Hearthstone is a ladder. And every rung climbed will cost you.
When I first started Hearthstone I tried to play it as cheaply as possible. I had a pretty good run with a Shaman deck that contained only Basic, free cards. It was competitive up to a certain point, but as soon as you graduate into the ladder proper, I found myself losing. Losing hard.
Hearthstone isn’t necessarily pay to win. You can earn gold and dust through completing daily quests, earning ranked rewards and disenchanting cards you don’t want. But that route is mostly theoretical. If you want to really compete, you have to suck it up and pay, buying bundles of packs or the adventure modes that release every six months. Getting up to speed as a new player today is ferociously hard unless you’re willing to chuck considerable cash at the game. And it’s not quite as simple as picking a deck you read about online and crafting the cards – you might need to buy specific adventure modes for specific cards before you can even think about crafting them.

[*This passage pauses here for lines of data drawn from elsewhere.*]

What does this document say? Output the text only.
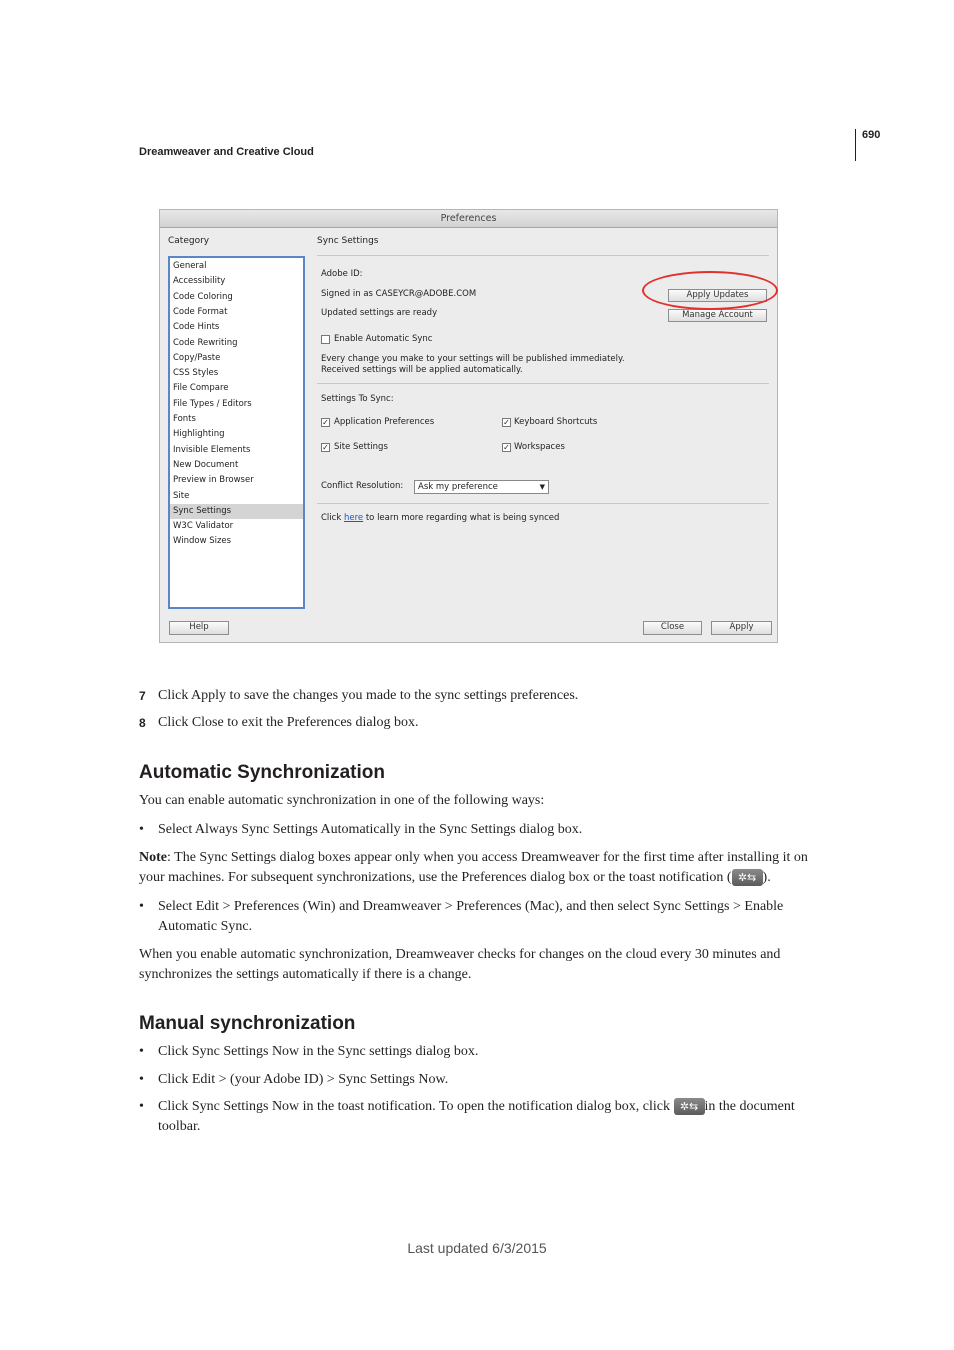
Dreamweaver and Creative Cloud
690
Preferences
Category
General
Accessibility
Code Coloring
Code Format
Code Hints
Code Rewriting
Copy/Paste
CSS Styles
File Compare
File Types / Editors
Fonts
Highlighting
Invisible Elements
New Document
Preview in Browser
Site
Sync Settings
W3C Validator
Window Sizes
Sync Settings
Adobe ID:
Signed in as CASEYCR@ADOBE.COM
Updated settings are ready
Apply Updates
Manage Account
Enable Automatic Sync
Every change you make to your settings will be published immediately.
Received settings will be applied automatically.
Settings To Sync:
✓ Application Preferences	✓ Keyboard Shortcuts
✓ Site Settings	✓ Workspaces
Conflict Resolution:	Ask my preference	▼
Click here to learn more regarding what is being synced
Help	Close	Apply
7 Click Apply to save the changes you made to the sync settings preferences.
8 Click Close to exit the Preferences dialog box.
Automatic Synchronization
You can enable automatic synchronization in one of the following ways:
• Select Always Sync Settings Automatically in the Sync Settings dialog box.
Note: The Sync Settings dialog boxes appear only when you access Dreamweaver for the first time after installing it on
your machines. For subsequent synchronizations, use the Preferences dialog box or the toast notification ( ✲⇆ ).
• Select Edit > Preferences (Win) and Dreamweaver > Preferences (Mac), and then select Sync Settings > Enable
Automatic Sync.
When you enable automatic synchronization, Dreamweaver checks for changes on the cloud every 30 minutes and
synchronizes the settings automatically if there is a change.
Manual synchronization
• Click Sync Settings Now in the Sync settings dialog box.
• Click Edit > (your Adobe ID) > Sync Settings Now.
• Click Sync Settings Now in the toast notification. To open the notification dialog box, click ✲⇆ in the document
toolbar.
Last updated 6/3/2015
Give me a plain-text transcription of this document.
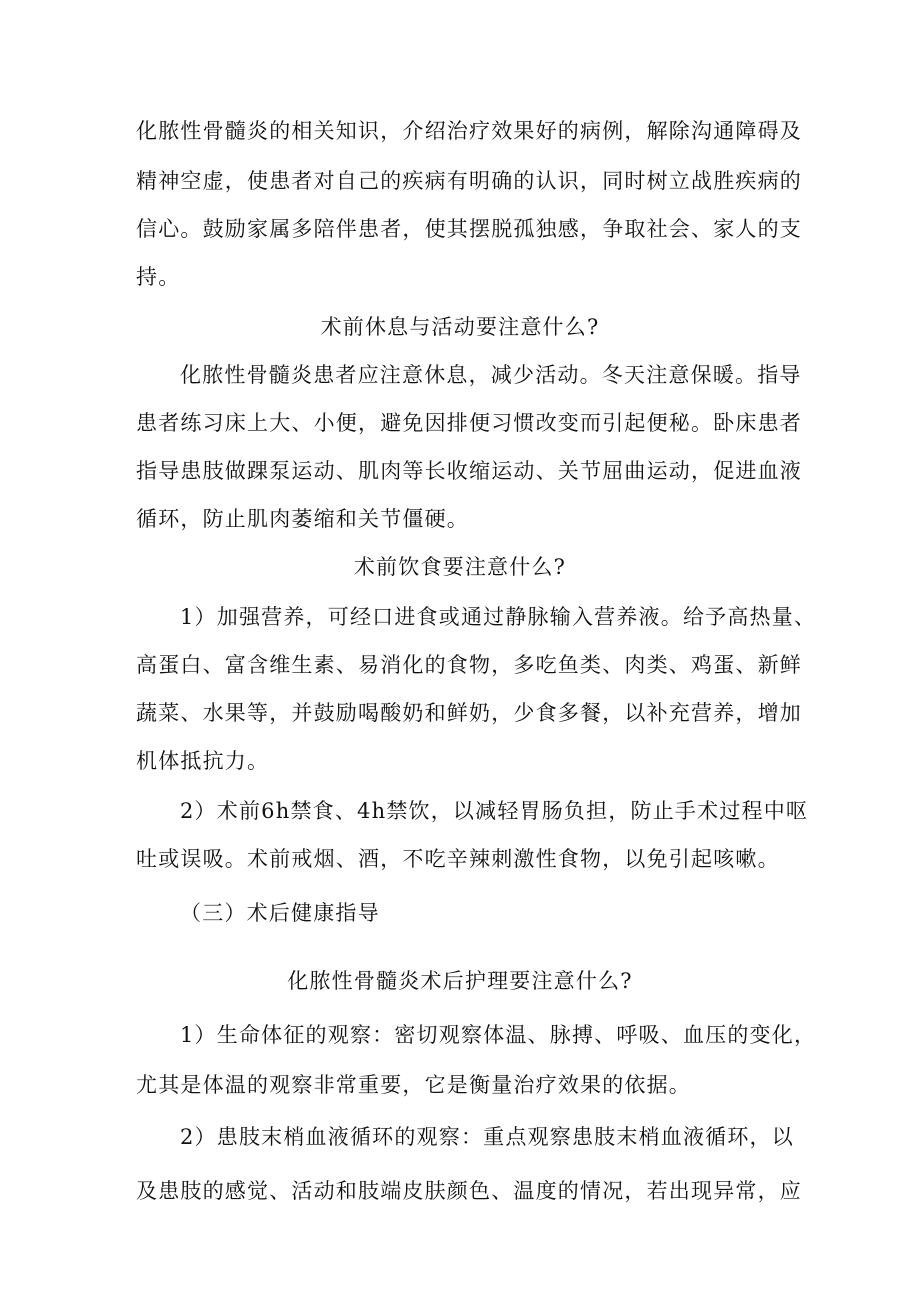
化脓性骨髓炎的相关知识，介绍治疗效果好的病例，解除沟通障碍及
精神空虚，使患者对自己的疾病有明确的认识，同时树立战胜疾病的
信心。鼓励家属多陪伴患者，使其摆脱孤独感，争取社会、家人的支
持。
术前休息与活动要注意什么?
化脓性骨髓炎患者应注意休息，减少活动。冬天注意保暖。指导
患者练习床上大、小便，避免因排便习惯改变而引起便秘。卧床患者
指导患肢做踝泵运动、肌肉等长收缩运动、关节屈曲运动，促进血液
循环，防止肌肉萎缩和关节僵硬。
术前饮食要注意什么?
1）加强营养，可经口进食或通过静脉输入营养液。给予高热量、
高蛋白、富含维生素、易消化的食物，多吃鱼类、肉类、鸡蛋、新鲜
蔬菜、水果等，并鼓励喝酸奶和鲜奶，少食多餐，以补充营养，增加
机体抵抗力。
2）术前6h禁食、4h禁饮，以减轻胃肠负担，防止手术过程中呕
吐或误吸。术前戒烟、酒，不吃辛辣刺激性食物，以免引起咳嗽。
（三）术后健康指导
化脓性骨髓炎术后护理要注意什么?
1）生命体征的观察：密切观察体温、脉搏、呼吸、血压的变化，
尤其是体温的观察非常重要，它是衡量治疗效果的依据。
2）患肢末梢血液循环的观察：重点观察患肢末梢血液循环，以
及患肢的感觉、活动和肢端皮肤颜色、温度的情况，若出现异常，应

At the time of writing, a new set of cards, The Grand Tournament, has launched. Right now, there’s no real sense of how these cards are going to shape or change the game. TGT brings in a few new mechanics: cards can be “inspired” by using your hero power, or you can “joust,” a way of comparing e-peon size, with the bigger minion earning bonuses. The two mechanics could theoretically slow down the game: there is a general feeling within the Hearthstone community that the game favours aggressive “fast” decks that overwhelm players who want to play more flavourful high end cards. I’m not sure that’s really true. At the levels I play at the only effect TGT has had on the game is to sub out some cheap minions for other cheap minions.
After spending the price of a full triple-A game on Steam, I’m still not able to create decks that I think will play well, just provide some small upgrades to what I already have.
And that’s why I love Hearthstone, but hate recommending Hearthstone. I think it’s an incredible game. It’s pervasive: I love that I can spend a few hours slumped in front of my PC playing, then transfer to an ipad to play casually while watching bad telly. I love being part of the community – browsing new deck ideas and ranting with friends about how overpowered Grim Patron really is.
But the cost of taking part is insane. For my fun over the past two years, I have paid around £200. That’s the kind of number that makes me wince. Hearthstone is the most expensive game I’ve ever played.
Hearthstone is good. I adore it. But think very carefully how if you want to get in here.